9. 2.6 million tonnes of returned clothes ended up in landfills in 2020 in the US alone
In 2020, a staggering amount of returned clothes, totaling 2.6 million tonnes, ended up in landfills in the United States alone.
This significant volume of discarded clothing highlights a concerning issue within the fashion industry and its impact on the environment.
The disposal of returned clothes in landfills has detrimental effects on both the environment and human health.
When textiles decompose in landfills, they release harmful greenhouse gasses such as methane, contributing to climate change.
Additionally, the decomposition process can contaminate soil and water sources with toxic chemicals from dyes and other textile treatments.
10. Fast fashion brands are producing twice the amount of clothes today than in 2000
Fast fashion brands have indeed significantly increased their production of clothes over the past two decades.
According to various reports and studies, fast fashion brands are now producing approximately twice the amount of clothes compared to the year 2000.
The rise in production can be attributed to several factors.
Firstly, the fast fashion business model relies on frequent turnover of inventory and quick response to changing fashion trends.

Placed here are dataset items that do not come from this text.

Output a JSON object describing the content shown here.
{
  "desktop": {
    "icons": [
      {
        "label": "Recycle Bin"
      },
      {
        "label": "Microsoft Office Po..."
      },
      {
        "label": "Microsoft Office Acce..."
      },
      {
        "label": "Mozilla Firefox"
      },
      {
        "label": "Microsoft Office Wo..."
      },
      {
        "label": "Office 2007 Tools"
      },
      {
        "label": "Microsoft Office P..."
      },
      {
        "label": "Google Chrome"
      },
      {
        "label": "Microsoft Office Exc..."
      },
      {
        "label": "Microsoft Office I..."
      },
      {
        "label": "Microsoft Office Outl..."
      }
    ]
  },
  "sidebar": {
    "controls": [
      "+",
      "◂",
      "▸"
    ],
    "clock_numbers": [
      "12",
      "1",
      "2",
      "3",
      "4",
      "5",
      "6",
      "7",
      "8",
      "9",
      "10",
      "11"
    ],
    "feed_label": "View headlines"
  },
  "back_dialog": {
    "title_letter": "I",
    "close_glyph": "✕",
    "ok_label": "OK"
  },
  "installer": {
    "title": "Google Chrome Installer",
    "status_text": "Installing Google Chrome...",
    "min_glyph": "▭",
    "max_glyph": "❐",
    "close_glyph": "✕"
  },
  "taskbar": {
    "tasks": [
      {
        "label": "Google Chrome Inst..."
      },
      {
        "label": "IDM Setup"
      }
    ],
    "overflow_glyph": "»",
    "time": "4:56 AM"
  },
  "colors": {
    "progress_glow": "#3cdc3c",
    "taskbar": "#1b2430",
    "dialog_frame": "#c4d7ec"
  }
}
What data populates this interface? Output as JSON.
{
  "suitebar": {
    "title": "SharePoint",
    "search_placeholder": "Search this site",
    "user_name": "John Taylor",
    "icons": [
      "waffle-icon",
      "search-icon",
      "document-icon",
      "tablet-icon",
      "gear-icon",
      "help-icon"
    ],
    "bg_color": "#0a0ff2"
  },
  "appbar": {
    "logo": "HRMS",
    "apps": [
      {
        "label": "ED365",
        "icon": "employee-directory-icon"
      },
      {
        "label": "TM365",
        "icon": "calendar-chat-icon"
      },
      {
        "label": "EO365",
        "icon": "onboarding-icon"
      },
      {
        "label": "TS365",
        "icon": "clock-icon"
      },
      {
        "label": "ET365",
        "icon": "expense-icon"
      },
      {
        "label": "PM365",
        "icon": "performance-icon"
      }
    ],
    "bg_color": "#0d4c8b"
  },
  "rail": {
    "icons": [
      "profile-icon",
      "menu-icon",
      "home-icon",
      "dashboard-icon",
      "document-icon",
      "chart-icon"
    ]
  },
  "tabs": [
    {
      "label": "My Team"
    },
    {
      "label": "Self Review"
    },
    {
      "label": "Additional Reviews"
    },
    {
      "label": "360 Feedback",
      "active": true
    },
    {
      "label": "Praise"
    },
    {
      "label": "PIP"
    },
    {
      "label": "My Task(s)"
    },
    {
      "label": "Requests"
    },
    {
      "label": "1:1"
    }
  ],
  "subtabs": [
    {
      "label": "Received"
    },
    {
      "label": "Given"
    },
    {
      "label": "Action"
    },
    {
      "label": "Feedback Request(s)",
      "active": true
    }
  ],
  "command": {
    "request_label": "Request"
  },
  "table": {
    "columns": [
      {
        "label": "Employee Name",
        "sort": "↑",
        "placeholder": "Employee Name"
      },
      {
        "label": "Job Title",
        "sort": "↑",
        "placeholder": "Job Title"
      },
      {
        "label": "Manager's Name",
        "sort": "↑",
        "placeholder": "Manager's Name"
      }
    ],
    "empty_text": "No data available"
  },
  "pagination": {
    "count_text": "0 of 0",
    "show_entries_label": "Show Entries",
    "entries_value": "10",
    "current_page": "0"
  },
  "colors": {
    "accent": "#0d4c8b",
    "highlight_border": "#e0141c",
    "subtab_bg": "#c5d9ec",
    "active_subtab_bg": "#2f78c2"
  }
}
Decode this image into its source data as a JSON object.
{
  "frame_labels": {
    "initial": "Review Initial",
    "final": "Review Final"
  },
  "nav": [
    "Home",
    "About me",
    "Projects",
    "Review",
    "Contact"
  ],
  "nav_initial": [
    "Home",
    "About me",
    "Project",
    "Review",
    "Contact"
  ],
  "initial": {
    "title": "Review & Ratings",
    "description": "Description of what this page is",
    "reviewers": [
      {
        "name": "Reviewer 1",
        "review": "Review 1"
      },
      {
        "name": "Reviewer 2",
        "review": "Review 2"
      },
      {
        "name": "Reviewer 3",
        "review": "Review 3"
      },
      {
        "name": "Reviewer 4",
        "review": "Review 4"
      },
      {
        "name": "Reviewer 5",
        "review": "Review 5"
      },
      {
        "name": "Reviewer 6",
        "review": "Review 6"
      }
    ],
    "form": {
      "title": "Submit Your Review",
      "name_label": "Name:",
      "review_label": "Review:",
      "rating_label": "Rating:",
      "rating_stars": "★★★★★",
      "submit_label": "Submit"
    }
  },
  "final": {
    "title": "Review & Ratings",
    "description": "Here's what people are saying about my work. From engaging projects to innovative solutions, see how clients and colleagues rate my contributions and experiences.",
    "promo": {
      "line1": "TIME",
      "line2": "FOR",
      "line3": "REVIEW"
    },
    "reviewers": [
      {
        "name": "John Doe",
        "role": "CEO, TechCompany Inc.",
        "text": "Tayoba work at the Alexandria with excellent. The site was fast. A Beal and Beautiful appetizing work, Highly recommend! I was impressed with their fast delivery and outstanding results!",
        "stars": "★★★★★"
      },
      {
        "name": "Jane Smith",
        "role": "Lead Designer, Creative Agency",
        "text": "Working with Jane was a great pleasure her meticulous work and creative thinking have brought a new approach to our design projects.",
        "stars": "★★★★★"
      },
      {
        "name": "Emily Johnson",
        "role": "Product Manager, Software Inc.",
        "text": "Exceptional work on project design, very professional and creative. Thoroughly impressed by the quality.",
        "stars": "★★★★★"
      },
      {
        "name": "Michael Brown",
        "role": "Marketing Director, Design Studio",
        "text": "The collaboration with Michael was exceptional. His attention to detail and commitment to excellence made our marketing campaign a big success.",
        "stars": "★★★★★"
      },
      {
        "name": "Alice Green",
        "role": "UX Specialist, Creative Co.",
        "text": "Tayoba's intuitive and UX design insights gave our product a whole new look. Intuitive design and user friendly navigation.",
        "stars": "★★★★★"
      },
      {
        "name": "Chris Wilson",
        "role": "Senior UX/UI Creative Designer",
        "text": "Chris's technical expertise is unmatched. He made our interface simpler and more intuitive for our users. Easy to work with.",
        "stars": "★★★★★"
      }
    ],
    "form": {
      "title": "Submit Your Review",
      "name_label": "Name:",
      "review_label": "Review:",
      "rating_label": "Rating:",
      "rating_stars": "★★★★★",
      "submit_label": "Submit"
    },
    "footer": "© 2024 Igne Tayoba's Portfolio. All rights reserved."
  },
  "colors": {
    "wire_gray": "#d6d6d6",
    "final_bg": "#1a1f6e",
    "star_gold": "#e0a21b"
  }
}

This means that brands need to constantly produce new clothing items to keep up with consumer demand for the latest styles.
Additionally, fast fashion brands often offer low prices, which further drives the need for high-volume production to maintain profitability.
In conclusion, recognizing the pressing need for sustainable practices and responsible consumption is essential for the health and well-being of our planet and its inhabitants. By taking action now, we can create a more sustainable and resilient future for ourselves and future generations.